In general, 486-era systems were far less choosy regarding RAM brand/model than has been the case the past 15-20 years, which is why brands are less commonly mentioned.
RAM density and structure was very relevant. 486 memory controllers (outside of obscure server designs) were 32b, so you minimum unit of RAM is also 32b wide. That means 4 30p SIMMs or 1 72p SIMM. Now, some 386 chipsets did memory interleaving, but iirc it was never a 486 thing, so there is no performance benefit to be gained from multiple memory banks (multiple SIMMs). Theoretically a single bank loads the bus less than multiple banks so you can use tighter timings on a single 16MB SIMM vs 2x8MB or 4x4MB. In practice it's not likely to be at all relevant at the low 33MHz bus speed of your DX4. The only remaining consideration is upgrade space: if you have four 72p SIMM slots and you're only using one, that gives you three more to play with later.

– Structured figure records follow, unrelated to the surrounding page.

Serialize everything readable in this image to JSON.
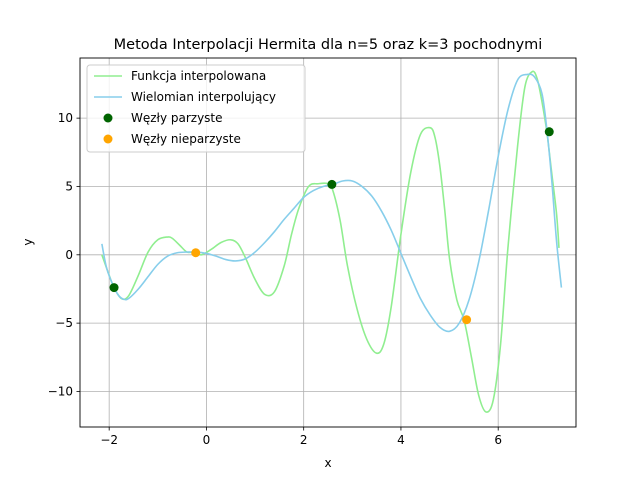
{
  "chart_data": {
    "type": "line",
    "title": "Metoda Interpolacji Hermita dla n=5 oraz k=3 pochodnymi",
    "xlabel": "x",
    "ylabel": "y",
    "xlim": [
      -2.6,
      7.6
    ],
    "ylim": [
      -12.6,
      14.4
    ],
    "xticks": [
      -2,
      0,
      2,
      4,
      6
    ],
    "xtick_labels": [
      "−2",
      "0",
      "2",
      "4",
      "6"
    ],
    "yticks": [
      -10,
      -5,
      0,
      5,
      10
    ],
    "ytick_labels": [
      "−10",
      "−5",
      "0",
      "5",
      "10"
    ],
    "grid": true,
    "legend_position": "top-left",
    "series": [
      {
        "name": "Funkcja interpolowana",
        "kind": "line",
        "color": "#90ee90",
        "x": [
          -2.15,
          -2.0,
          -1.9,
          -1.75,
          -1.6,
          -1.4,
          -1.2,
          -1.0,
          -0.8,
          -0.7,
          -0.55,
          -0.4,
          -0.25,
          -0.1,
          0.1,
          0.3,
          0.5,
          0.65,
          0.8,
          1.0,
          1.2,
          1.4,
          1.6,
          1.75,
          1.9,
          2.1,
          2.3,
          2.5,
          2.6,
          2.75,
          2.9,
          3.1,
          3.3,
          3.5,
          3.65,
          3.8,
          4.0,
          4.2,
          4.4,
          4.6,
          4.7,
          4.8,
          4.9,
          5.0,
          5.15,
          5.3,
          5.45,
          5.6,
          5.75,
          5.9,
          6.05,
          6.2,
          6.4,
          6.55,
          6.7,
          6.8,
          6.9,
          7.0,
          7.1,
          7.2,
          7.25
        ],
        "y": [
          0.0,
          -1.5,
          -2.4,
          -3.2,
          -3.0,
          -1.5,
          0.2,
          1.1,
          1.3,
          1.2,
          0.7,
          0.2,
          0.2,
          0.0,
          0.4,
          0.9,
          1.1,
          0.8,
          -0.2,
          -1.8,
          -2.9,
          -2.7,
          -0.8,
          1.5,
          3.4,
          5.0,
          5.2,
          5.2,
          4.7,
          2.5,
          -0.8,
          -4.0,
          -6.2,
          -7.2,
          -6.5,
          -3.8,
          1.5,
          6.0,
          8.8,
          9.3,
          8.6,
          6.5,
          3.3,
          -0.3,
          -3.3,
          -4.8,
          -7.5,
          -10.3,
          -11.5,
          -10.6,
          -6.5,
          0.5,
          8.0,
          12.3,
          13.4,
          12.9,
          11.2,
          9.0,
          6.0,
          3.0,
          0.5
        ]
      },
      {
        "name": "Wielomian interpolujący",
        "kind": "line",
        "color": "#87ceeb",
        "x": [
          -2.15,
          -2.05,
          -1.9,
          -1.8,
          -1.7,
          -1.6,
          -1.4,
          -1.2,
          -1.0,
          -0.8,
          -0.6,
          -0.4,
          -0.2,
          0.0,
          0.2,
          0.4,
          0.6,
          0.8,
          1.0,
          1.2,
          1.4,
          1.6,
          1.8,
          2.0,
          2.2,
          2.4,
          2.6,
          2.8,
          3.0,
          3.2,
          3.4,
          3.6,
          3.8,
          4.0,
          4.2,
          4.4,
          4.6,
          4.8,
          5.0,
          5.2,
          5.4,
          5.6,
          5.8,
          6.0,
          6.2,
          6.4,
          6.6,
          6.75,
          6.9,
          7.0,
          7.1,
          7.2,
          7.3
        ],
        "y": [
          0.8,
          -1.0,
          -2.4,
          -3.0,
          -3.25,
          -3.2,
          -2.5,
          -1.6,
          -0.7,
          -0.1,
          0.15,
          0.2,
          0.2,
          0.1,
          -0.1,
          -0.35,
          -0.45,
          -0.3,
          0.2,
          0.9,
          1.7,
          2.6,
          3.4,
          4.2,
          4.7,
          5.0,
          5.15,
          5.4,
          5.4,
          5.0,
          4.3,
          3.2,
          1.8,
          0.1,
          -1.6,
          -3.2,
          -4.4,
          -5.3,
          -5.6,
          -5.0,
          -3.3,
          -0.5,
          3.2,
          7.2,
          10.6,
          12.8,
          13.2,
          13.0,
          11.8,
          9.2,
          5.5,
          1.0,
          -2.4
        ]
      },
      {
        "name": "Węzły parzyste",
        "kind": "scatter",
        "color": "#006400",
        "x": [
          -1.9,
          2.58,
          7.05
        ],
        "y": [
          -2.4,
          5.15,
          9.0
        ]
      },
      {
        "name": "Węzły nieparzyste",
        "kind": "scatter",
        "color": "#ffa500",
        "x": [
          -0.22,
          5.35
        ],
        "y": [
          0.15,
          -4.75
        ]
      }
    ]
  }
}
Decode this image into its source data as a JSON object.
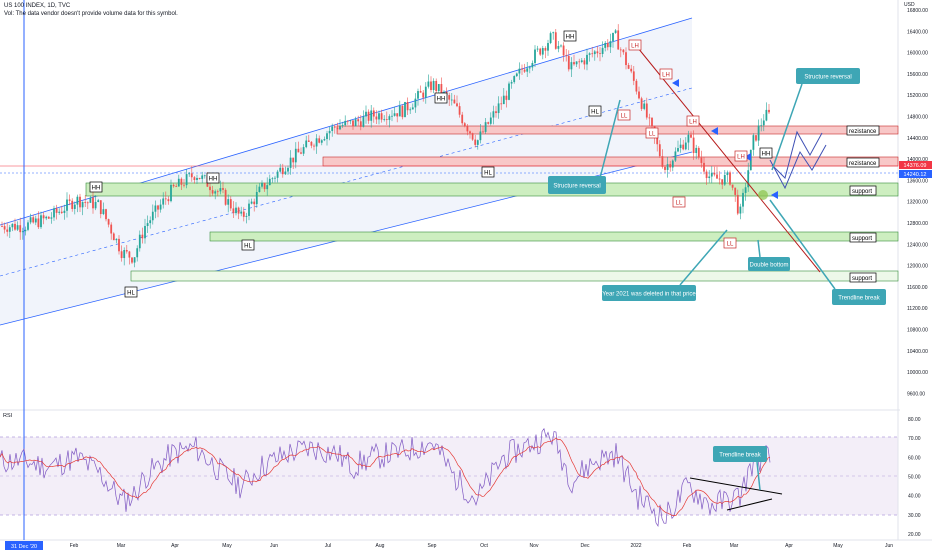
{
  "header": {
    "symbol_line": "US 100 INDEX, 1D, TVC",
    "vol_line": "Vol: The data vendor doesn't provide volume data for this symbol."
  },
  "currency": "USD",
  "price_axis": {
    "ticks": [
      "16800.00",
      "16400.00",
      "16000.00",
      "15600.00",
      "15200.00",
      "14800.00",
      "14400.00",
      "14000.00",
      "13600.00",
      "13200.00",
      "12800.00",
      "12400.00",
      "12000.00",
      "11600.00",
      "11200.00",
      "10800.00",
      "10400.00",
      "10000.00",
      "9600.00"
    ],
    "price_labels": [
      {
        "text": "14376.09",
        "color": "#f23645"
      },
      {
        "text": "14240.12",
        "color": "#2962ff"
      }
    ]
  },
  "rsi": {
    "label": "RSI",
    "ticks": [
      "80.00",
      "70.00",
      "60.00",
      "50.00",
      "40.00",
      "30.00",
      "20.00"
    ]
  },
  "time_axis": {
    "date_badge": "31 Dec '20",
    "ticks": [
      "Feb",
      "Mar",
      "Apr",
      "May",
      "Jun",
      "Jul",
      "Aug",
      "Sep",
      "Oct",
      "Nov",
      "Dec",
      "2022",
      "Feb",
      "Mar",
      "Apr",
      "May",
      "Jun"
    ]
  },
  "markers": [
    "HH",
    "HH",
    "HL",
    "HL",
    "HH",
    "HH",
    "HL",
    "HL",
    "LH",
    "LL",
    "LH",
    "LL",
    "LH",
    "LL",
    "HH"
  ],
  "zone_labels": [
    "rezistance",
    "rezistance",
    "support",
    "support",
    "support"
  ],
  "callouts": [
    "Structure reversal",
    "Structure reversal",
    "Year 2021 was deleted in that price",
    "Double bottom",
    "Trendline break",
    "Trendline break"
  ],
  "colors": {
    "up": "#26a69a",
    "down": "#ef5350",
    "rsi": "#7e57c2",
    "rsi_ma": "#e53935",
    "resistance_fill": "#f8c7c7",
    "support_fill": "#cdeec0",
    "callout": "#3ea6b5",
    "channel": "#2962ff",
    "trendline": "#b71c1c",
    "arrow": "#3f51b5"
  },
  "chart_data": {
    "type": "candlestick",
    "title": "US 100 INDEX, 1D, TVC",
    "ylabel": "USD",
    "ylim": [
      9400,
      17200
    ],
    "x": [
      "2020-12-31",
      "2021-01-15",
      "2021-02-01",
      "2021-02-15",
      "2021-03-01",
      "2021-03-08",
      "2021-03-15",
      "2021-04-01",
      "2021-04-15",
      "2021-05-01",
      "2021-05-13",
      "2021-05-25",
      "2021-06-10",
      "2021-06-25",
      "2021-07-10",
      "2021-07-20",
      "2021-08-01",
      "2021-08-20",
      "2021-09-07",
      "2021-09-20",
      "2021-10-04",
      "2021-10-20",
      "2021-11-01",
      "2021-11-19",
      "2021-12-01",
      "2021-12-15",
      "2021-12-28",
      "2022-01-10",
      "2022-01-27",
      "2022-02-10",
      "2022-02-24",
      "2022-03-08",
      "2022-03-14",
      "2022-03-22",
      "2022-03-29"
    ],
    "close": [
      12900,
      13050,
      13400,
      13300,
      12400,
      12300,
      12900,
      13600,
      13900,
      13500,
      13050,
      13600,
      14100,
      14500,
      14800,
      14850,
      15000,
      15100,
      15600,
      15200,
      14500,
      15300,
      15900,
      16500,
      15900,
      16200,
      16500,
      15500,
      14000,
      14600,
      13800,
      13800,
      13100,
      14500,
      15000
    ],
    "rsi": [
      58,
      55,
      60,
      52,
      37,
      40,
      50,
      62,
      65,
      52,
      45,
      55,
      62,
      65,
      62,
      55,
      60,
      63,
      68,
      50,
      38,
      60,
      65,
      72,
      48,
      58,
      62,
      40,
      28,
      45,
      35,
      38,
      40,
      58,
      60
    ],
    "rsi_ylim": [
      20,
      80
    ]
  }
}
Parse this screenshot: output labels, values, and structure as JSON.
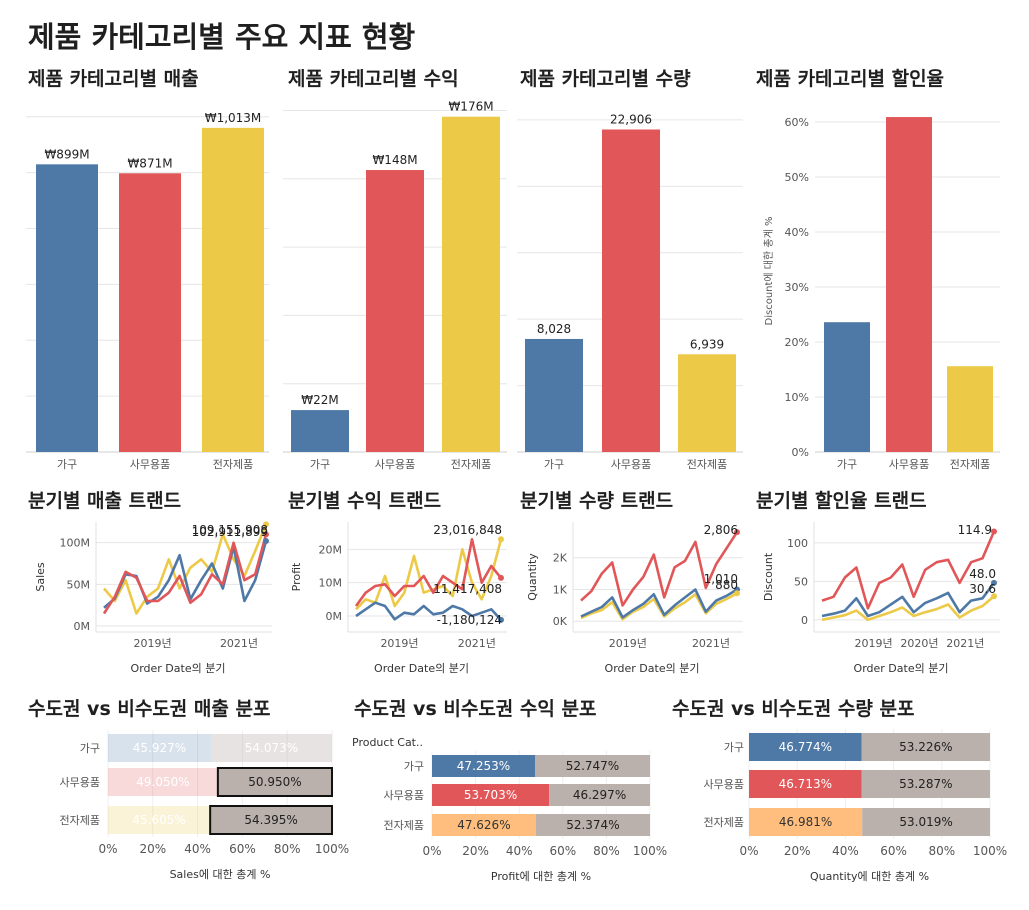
{
  "page": {
    "title": "제품 카테고리별 주요 지표 현황"
  },
  "colors": {
    "furniture": "#4e79a7",
    "office": "#e15759",
    "tech": "#edc948",
    "non_metro": "#bab0ac",
    "tech_light": "#ffbe7d",
    "grid": "#e6e6e6"
  },
  "panel_titles": {
    "sales_bar": "제품 카테고리별 매출",
    "profit_bar": "제품 카테고리별 수익",
    "qty_bar": "제품 카테고리별 수량",
    "disc_bar": "제품 카테고리별 할인율",
    "sales_trend": "분기별 매출 트랜드",
    "profit_trend": "분기별 수익 트랜드",
    "qty_trend": "분기별 수량 트랜드",
    "disc_trend": "분기별 할인율 트랜드",
    "sales_dist": "수도권 vs 비수도권 매출 분포",
    "profit_dist": "수도권 vs 비수도권 수익 분포",
    "qty_dist": "수도권 vs 비수도권 수량 분포"
  },
  "chart_data": [
    {
      "id": "sales_bar",
      "type": "bar",
      "categories": [
        "가구",
        "사무용품",
        "전자제품"
      ],
      "values": [
        899,
        871,
        1013
      ],
      "labels": [
        "₩899M",
        "₩871M",
        "₩1,013M"
      ],
      "ylim": [
        0,
        1100
      ]
    },
    {
      "id": "profit_bar",
      "type": "bar",
      "categories": [
        "가구",
        "사무용품",
        "전자제품"
      ],
      "values": [
        22,
        148,
        176
      ],
      "labels": [
        "₩22M",
        "₩148M",
        "₩176M"
      ],
      "ylim": [
        0,
        190
      ]
    },
    {
      "id": "qty_bar",
      "type": "bar",
      "categories": [
        "가구",
        "사무용품",
        "전자제품"
      ],
      "values": [
        8028,
        22906,
        6939
      ],
      "labels": [
        "8,028",
        "22,906",
        "6,939"
      ],
      "ylim": [
        0,
        25000
      ]
    },
    {
      "id": "disc_bar",
      "type": "bar",
      "categories": [
        "가구",
        "사무용품",
        "전자제품"
      ],
      "values": [
        23.6,
        60.9,
        15.6
      ],
      "ylim": [
        0,
        64
      ],
      "ylabel": "Discount에 대한 총계 %",
      "yticks": [
        "0%",
        "10%",
        "20%",
        "30%",
        "40%",
        "50%",
        "60%"
      ],
      "ytick_values": [
        0,
        10,
        20,
        30,
        40,
        50,
        60
      ]
    },
    {
      "id": "sales_trend",
      "type": "line",
      "xlabel": "Order Date의 분기",
      "ylabel": "Sales",
      "ylim": [
        0,
        120
      ],
      "yticks": [
        "0M",
        "50M",
        "100M"
      ],
      "ytick_values": [
        0,
        50,
        100
      ],
      "xticks": [
        "2019년",
        "2021년"
      ],
      "xtick_positions": [
        4.5,
        12.5
      ],
      "series": [
        {
          "name": "가구",
          "values": [
            22,
            33,
            62,
            60,
            27,
            35,
            55,
            85,
            32,
            55,
            75,
            45,
            95,
            30,
            55,
            102
          ]
        },
        {
          "name": "사무용품",
          "values": [
            15,
            35,
            65,
            58,
            30,
            30,
            40,
            60,
            28,
            38,
            62,
            50,
            100,
            55,
            62,
            110
          ]
        },
        {
          "name": "전자제품",
          "values": [
            45,
            30,
            55,
            15,
            35,
            45,
            80,
            45,
            70,
            80,
            65,
            110,
            80,
            60,
            90,
            122
          ]
        }
      ],
      "annotations": [
        "109,155,908",
        "102,911,899"
      ]
    },
    {
      "id": "profit_trend",
      "type": "line",
      "xlabel": "Order Date의 분기",
      "ylabel": "Profit",
      "ylim": [
        -3,
        27
      ],
      "yticks": [
        "0M",
        "10M",
        "20M"
      ],
      "ytick_values": [
        0,
        10,
        20
      ],
      "xticks": [
        "2019년",
        "2021년"
      ],
      "xtick_positions": [
        4.5,
        12.5
      ],
      "series": [
        {
          "name": "가구",
          "values": [
            0,
            2,
            4,
            3,
            -1,
            1,
            0.5,
            3,
            0.5,
            1,
            3,
            2,
            0,
            1,
            2,
            -1.18
          ]
        },
        {
          "name": "사무용품",
          "values": [
            3,
            7,
            9,
            9.5,
            6,
            9,
            9,
            12,
            7,
            12,
            10,
            8,
            23,
            10,
            15,
            11.42
          ]
        },
        {
          "name": "전자제품",
          "values": [
            2,
            5,
            4,
            12,
            3,
            7,
            18,
            7,
            8,
            9,
            6,
            20,
            10,
            5,
            12,
            23.02
          ]
        }
      ],
      "annotations": [
        "23,016,848",
        "11,417,408",
        "-1,180,124"
      ]
    },
    {
      "id": "qty_trend",
      "type": "line",
      "xlabel": "Order Date의 분기",
      "ylabel": "Quantity",
      "ylim": [
        -150,
        3000
      ],
      "yticks": [
        "0K",
        "1K",
        "2K"
      ],
      "ytick_values": [
        0,
        1000,
        2000
      ],
      "xticks": [
        "2019년",
        "2021년"
      ],
      "xtick_positions": [
        4.5,
        12.5
      ],
      "series": [
        {
          "name": "가구",
          "values": [
            150,
            300,
            450,
            750,
            120,
            350,
            550,
            850,
            200,
            500,
            750,
            1000,
            300,
            650,
            800,
            1000
          ]
        },
        {
          "name": "사무용품",
          "values": [
            650,
            950,
            1500,
            1850,
            500,
            1000,
            1400,
            2100,
            750,
            1700,
            1900,
            2500,
            1050,
            1800,
            2300,
            2806
          ]
        },
        {
          "name": "전자제품",
          "values": [
            100,
            250,
            350,
            600,
            60,
            300,
            450,
            700,
            150,
            400,
            600,
            850,
            250,
            550,
            700,
            880
          ]
        }
      ],
      "annotations": [
        "2,806",
        "1,010",
        "880"
      ]
    },
    {
      "id": "disc_trend",
      "type": "line",
      "xlabel": "Order Date의 분기",
      "ylabel": "Discount",
      "ylim": [
        -8,
        122
      ],
      "yticks": [
        "0",
        "50",
        "100"
      ],
      "ytick_values": [
        0,
        50,
        100
      ],
      "xticks": [
        "2019년",
        "2020년",
        "2021년"
      ],
      "xtick_positions": [
        4.5,
        8.5,
        12.5
      ],
      "series": [
        {
          "name": "가구",
          "values": [
            5,
            8,
            12,
            28,
            5,
            10,
            20,
            30,
            10,
            22,
            28,
            35,
            10,
            25,
            28,
            48
          ]
        },
        {
          "name": "사무용품",
          "values": [
            25,
            30,
            55,
            68,
            15,
            48,
            55,
            72,
            30,
            65,
            75,
            78,
            48,
            75,
            80,
            114.9
          ]
        },
        {
          "name": "전자제품",
          "values": [
            0,
            3,
            6,
            12,
            0,
            5,
            10,
            16,
            5,
            10,
            14,
            20,
            3,
            12,
            18,
            30.6
          ]
        }
      ],
      "annotations": [
        "114.9",
        "48.0",
        "30.6"
      ]
    },
    {
      "id": "sales_dist",
      "type": "bar",
      "orientation": "horizontal",
      "stacked": true,
      "categories": [
        "가구",
        "사무용품",
        "전자제품"
      ],
      "series": [
        {
          "name": "수도권",
          "values": [
            45.927,
            49.05,
            45.605
          ]
        },
        {
          "name": "비수도권",
          "values": [
            54.073,
            50.95,
            54.395
          ]
        }
      ],
      "labels_left": [
        "45.927%",
        "49.050%",
        "45.605%"
      ],
      "labels_right": [
        "54.073%",
        "50.950%",
        "54.395%"
      ],
      "xticks": [
        "0%",
        "20%",
        "40%",
        "60%",
        "80%",
        "100%"
      ],
      "xlabel": "Sales에 대한 총계 %"
    },
    {
      "id": "profit_dist",
      "type": "bar",
      "orientation": "horizontal",
      "stacked": true,
      "categories": [
        "가구",
        "사무용품",
        "전자제품"
      ],
      "header": "Product Cat..",
      "series": [
        {
          "name": "수도권",
          "values": [
            47.253,
            53.703,
            47.626
          ]
        },
        {
          "name": "비수도권",
          "values": [
            52.747,
            46.297,
            52.374
          ]
        }
      ],
      "labels_left": [
        "47.253%",
        "53.703%",
        "47.626%"
      ],
      "labels_right": [
        "52.747%",
        "46.297%",
        "52.374%"
      ],
      "xticks": [
        "0%",
        "20%",
        "40%",
        "60%",
        "80%",
        "100%"
      ],
      "xlabel": "Profit에 대한 총계 %"
    },
    {
      "id": "qty_dist",
      "type": "bar",
      "orientation": "horizontal",
      "stacked": true,
      "categories": [
        "가구",
        "사무용품",
        "전자제품"
      ],
      "series": [
        {
          "name": "수도권",
          "values": [
            46.774,
            46.713,
            46.981
          ]
        },
        {
          "name": "비수도권",
          "values": [
            53.226,
            53.287,
            53.019
          ]
        }
      ],
      "labels_left": [
        "46.774%",
        "46.713%",
        "46.981%"
      ],
      "labels_right": [
        "53.226%",
        "53.287%",
        "53.019%"
      ],
      "xticks": [
        "0%",
        "20%",
        "40%",
        "60%",
        "80%",
        "100%"
      ],
      "xlabel": "Quantity에 대한 총계 %"
    }
  ]
}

A standard recommendation back in the day was to match the metal of pins and pads, so if your SIMM slot has gold pins, go for SIMMs with gold pads, if it has tin pins, go for tin pads. Supposedly that would reduce corrosion. >25 years later nobody has actually observed more corrosion on mismatched metals, so take this a seriously as you feel like.
Finally parity support depends on motherboard & chipset. Some can't use it (but it doesn't hurt either), some can use it, a few absolutely require it. Looking here all combinations are listed as "x36" which implies parity. I would be surprised if it is a hard requirement, but there's no reason not to get parity SIMMs (worst case you just don't use the extra bit), so if in doubt, get parity.
As for where to get it... I usually get mine out of bigger hauls locally, but occasionally I have bought stuff on eBay (very specific things like 16MB 30p SIMMs or 128MB 72p SIMMs) and generally had good experiences, just be absolutely sure what you need and triple-check SIMM numbers to be sure that's what you're getting.